Products are cooled in a special chamber or in a tunnel machine at a temperature of 8-10 ° C. Under the same conditions, Aper Shik is stored until shipment to retail outlets.

In modern dairy factories, processed dessert cheeses are made in a thermo-cutter - a vacuum device equipped with a grinder and stirrer. All processes take place simultaneously, in one installation. Melting is also carried out in it - heating is carried out with the help of steam. This method of making Aper Chic cheese is much more convenient. The cheese mass is cooled and fed through a special valve, the diameter of which can be adjusted.

Artificial essences are not used to improve the taste of dessert varieties, but stabilizers and a gelling agent are added to improve the texture. Homogenization under pressure is also not used, which is carried out without fail to improve the consistency of sweet varieties.

Nuts, which are poured into a thermo-cutter or melter, are pre-processed. They are cleaned, partitions removed in an installation reminiscent of a fan in the flour milling industry. Then they are dried at a temperature of 210-220 ° C for 20 minutes and crushed to the desired fineness. That is why the nuts harmoniously combine with the cheese mass and emphasize the taste.

How to cook Aper Chic at home:

  1. Bring 1 liter of milk to a boil, cool it a little, pour in the same amount of kefir, but do not wait for the formation of a dense clot - kale.
  2. Maintain a constant temperature. It should not boil too much, the formation of bubbles inside the container is enough. During this time, the curd raw material melts and begins to stretch. The duration of the process is controlled by evaluating the quality of the curd pieces.
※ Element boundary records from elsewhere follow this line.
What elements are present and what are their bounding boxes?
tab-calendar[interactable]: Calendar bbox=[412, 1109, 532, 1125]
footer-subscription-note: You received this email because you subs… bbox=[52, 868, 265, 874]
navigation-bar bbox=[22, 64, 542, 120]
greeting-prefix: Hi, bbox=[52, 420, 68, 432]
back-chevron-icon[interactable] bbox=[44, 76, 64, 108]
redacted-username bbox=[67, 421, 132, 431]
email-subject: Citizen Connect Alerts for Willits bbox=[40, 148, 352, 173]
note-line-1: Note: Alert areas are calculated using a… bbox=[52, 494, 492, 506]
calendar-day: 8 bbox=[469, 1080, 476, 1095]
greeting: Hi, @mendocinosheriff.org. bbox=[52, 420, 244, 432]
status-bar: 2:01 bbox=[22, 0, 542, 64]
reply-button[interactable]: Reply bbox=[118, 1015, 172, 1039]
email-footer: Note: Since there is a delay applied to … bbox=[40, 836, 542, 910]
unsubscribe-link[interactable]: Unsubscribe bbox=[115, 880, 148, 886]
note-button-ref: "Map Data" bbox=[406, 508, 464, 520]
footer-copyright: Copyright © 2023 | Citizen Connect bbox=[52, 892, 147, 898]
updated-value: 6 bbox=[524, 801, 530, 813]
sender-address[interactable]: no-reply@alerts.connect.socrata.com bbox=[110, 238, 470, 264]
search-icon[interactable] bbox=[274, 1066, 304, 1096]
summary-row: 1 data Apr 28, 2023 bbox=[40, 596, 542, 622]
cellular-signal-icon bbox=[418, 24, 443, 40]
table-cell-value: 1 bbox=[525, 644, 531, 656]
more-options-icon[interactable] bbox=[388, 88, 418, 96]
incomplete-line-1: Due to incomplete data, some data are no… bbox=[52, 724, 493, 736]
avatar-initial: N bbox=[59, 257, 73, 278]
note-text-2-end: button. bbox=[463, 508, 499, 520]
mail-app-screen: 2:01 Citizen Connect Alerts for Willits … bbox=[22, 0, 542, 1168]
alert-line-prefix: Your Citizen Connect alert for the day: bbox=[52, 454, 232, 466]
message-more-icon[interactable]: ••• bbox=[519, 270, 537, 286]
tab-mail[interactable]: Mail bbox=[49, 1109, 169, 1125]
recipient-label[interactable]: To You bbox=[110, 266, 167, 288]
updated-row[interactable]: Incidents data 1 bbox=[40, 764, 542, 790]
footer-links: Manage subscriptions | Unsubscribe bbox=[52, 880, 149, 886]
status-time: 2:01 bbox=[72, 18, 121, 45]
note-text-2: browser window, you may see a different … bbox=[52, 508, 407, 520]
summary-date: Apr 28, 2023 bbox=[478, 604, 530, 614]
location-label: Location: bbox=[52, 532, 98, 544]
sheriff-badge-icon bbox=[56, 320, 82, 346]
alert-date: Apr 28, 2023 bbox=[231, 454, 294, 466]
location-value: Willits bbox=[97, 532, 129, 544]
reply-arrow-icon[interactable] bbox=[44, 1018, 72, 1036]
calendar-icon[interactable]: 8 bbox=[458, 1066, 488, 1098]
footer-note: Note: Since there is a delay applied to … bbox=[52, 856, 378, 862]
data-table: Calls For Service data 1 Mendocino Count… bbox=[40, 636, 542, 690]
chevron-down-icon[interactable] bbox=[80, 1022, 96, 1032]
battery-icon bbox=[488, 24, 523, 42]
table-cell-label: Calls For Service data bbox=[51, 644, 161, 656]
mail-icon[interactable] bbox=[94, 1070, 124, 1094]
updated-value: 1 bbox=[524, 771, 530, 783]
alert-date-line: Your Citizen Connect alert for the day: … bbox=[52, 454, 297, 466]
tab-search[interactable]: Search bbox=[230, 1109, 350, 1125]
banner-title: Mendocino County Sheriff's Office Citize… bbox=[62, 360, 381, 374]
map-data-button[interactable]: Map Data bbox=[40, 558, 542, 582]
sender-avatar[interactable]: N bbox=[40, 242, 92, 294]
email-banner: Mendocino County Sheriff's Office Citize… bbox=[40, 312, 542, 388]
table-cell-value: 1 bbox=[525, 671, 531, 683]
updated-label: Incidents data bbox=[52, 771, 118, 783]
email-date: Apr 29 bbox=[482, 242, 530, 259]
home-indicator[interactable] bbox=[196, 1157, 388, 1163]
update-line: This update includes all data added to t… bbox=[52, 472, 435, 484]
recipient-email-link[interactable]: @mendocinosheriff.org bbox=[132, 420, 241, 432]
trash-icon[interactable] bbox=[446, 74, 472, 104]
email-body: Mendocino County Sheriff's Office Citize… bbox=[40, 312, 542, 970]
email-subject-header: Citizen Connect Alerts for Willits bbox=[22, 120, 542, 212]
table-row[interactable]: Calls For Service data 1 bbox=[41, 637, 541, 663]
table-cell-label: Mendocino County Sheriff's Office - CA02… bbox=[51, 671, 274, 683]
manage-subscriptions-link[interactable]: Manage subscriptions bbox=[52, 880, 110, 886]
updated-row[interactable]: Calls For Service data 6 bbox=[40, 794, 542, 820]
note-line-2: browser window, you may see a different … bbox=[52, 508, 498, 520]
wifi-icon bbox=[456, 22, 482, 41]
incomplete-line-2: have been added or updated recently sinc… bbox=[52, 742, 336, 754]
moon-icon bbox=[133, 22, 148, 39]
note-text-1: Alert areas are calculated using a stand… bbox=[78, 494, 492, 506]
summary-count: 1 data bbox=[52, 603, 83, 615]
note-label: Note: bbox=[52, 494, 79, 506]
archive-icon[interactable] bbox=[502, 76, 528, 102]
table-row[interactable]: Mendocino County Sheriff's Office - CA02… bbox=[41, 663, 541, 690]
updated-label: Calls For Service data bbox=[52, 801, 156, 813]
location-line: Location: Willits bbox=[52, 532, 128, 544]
They should not be crumbly, but at the same time, when you try to stretch the cheese threads, they quickly break.
  3. Stir in sugar - to taste, bring it to dissolution, let stand for 10 minutes.
  4. Throw in a colander, covered with gauze, strain out the serum.
  5. It is wrapped in cloth, squeezed by hand, and then transferred to a mold. The most convenient home packaging is small cupcake tins.
  6. Pieces of nuts are pressed into the future heads, cooled to room temperature, and then put into the refrigerator, covered with cling film.

Taste after complete cooling. If stored for a long time, the cheese mass will thicken and it will be difficult to bite through.